De algemeen gedeelde onderhoudsvisie is gebaseerd op het principe van toestandsafhankelijk onderhoud. Dit betekent dat de toestand van de opleggingen en de daaruit volgende risico´s bepalend zijn voor het plannen en uitvoeren van onderhoud. Het op tijd signaleren van wijzigingen in de omstandigheden waarin de opleggingen zijn opgesteld, is de sleutel tot het in stand houden van de kwaliteit. Indien gewijzigde omstandigheden niet vroegtijdig worden vastgesteld dan kan dit de normale (beoogde) gebruiksduur aanzienlijk verkorten.
Het vervangen van opleggingen of onderdelen ervan, zal meestal tot zeer hoge kosten leiden. Bij oudere kunstwerken is het zelfs aan te raden om vooraf een kosten-batenanalyse te verrichten. Vroeger werd bij het ontwerpen van constructies geen rekening gehouden met de mogelijkheid de opleggingen gedurende de levensduur van het kunstwerk te vervangen. Het ontbreken van voldoende ruimte op de steunpunten en ingestorte, niet demontabele fixaties kunnen dan bij het vervangen van oude opleggingen al snel resulteren in hoge kosten voor bijzondere voorzieningen.

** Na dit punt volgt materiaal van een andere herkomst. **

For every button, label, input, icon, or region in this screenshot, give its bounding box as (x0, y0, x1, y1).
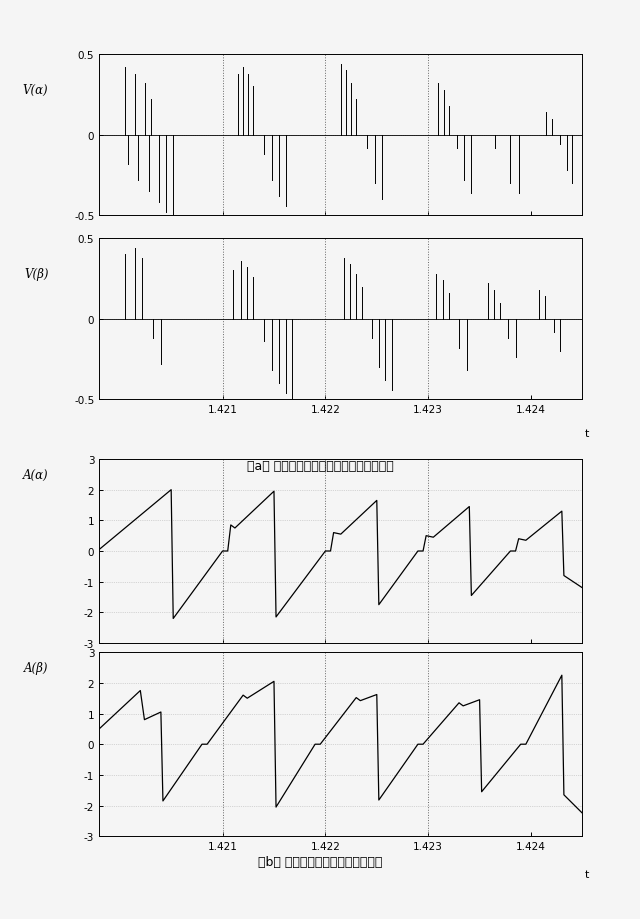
Text: t: t (585, 869, 589, 879)
Text: V(β): V(β) (24, 267, 49, 281)
Text: （b） 結果としてもたらされる電流: （b） 結果としてもたらされる電流 (258, 856, 382, 868)
Text: （a） 印加された等価な回転電圧パターン: （a） 印加された等価な回転電圧パターン (246, 460, 394, 472)
Text: V(α): V(α) (23, 85, 49, 97)
Text: A(β): A(β) (24, 662, 49, 675)
Text: t: t (585, 428, 589, 438)
Text: A(α): A(α) (23, 469, 49, 482)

Algemeen gesteld hebben opleggingen twee aandachtsgebieden als het gaat om gewijzigde omstandigheden, namelijk:
- De conditie van de conservering en de kwaliteit van afdichtingen en glijdelementen, welke aanleiding geeft tot versnelde slijtage;
- Wijzigingen in de belastingen, alsook daaruit voortvloeiende vervormingen.
Dit houdt in dat het volgende belangrijk is voor de onderhoudsstrategie:
- Actiever onderhoud plegen aan de directe omgeving van opleggingen waar glijdelementen een essentieel onderdeel van zijn.
- Het bewaken van vervormingen t.g.v. (gewijzigde) belastingen en het corrigeren van de daarvoor vereiste instellingen.
Ten aanzien van het beheer worden de volgende aanbevelingen gedaan:
- Gezien het belang van het blijvend goed functioneren van opleggingen is het noodzakelijk dat er vanuit het beheer voldoende capaciteit en middelen wordt gereserveerd. De onderhoudsbehoefte kan middels een gerichte technische inspectie worden vastgesteld met een daaruit volgend benodigd budget. Het dan beschikbare budget kan door goede en eenduidige afspraken worden bewaakt op wie doet wat aan welke oplegging.
Door het op verantwoorde wijze monitoren van de opleggingen kan men de noodzakelijke middelen evenwichtig benutten. Het blijkt in de praktijk dat als men er niet op bedacht is om een minimaal onderhoud te verrichten, de vervolgkosten een veelvoud daarvan zijn.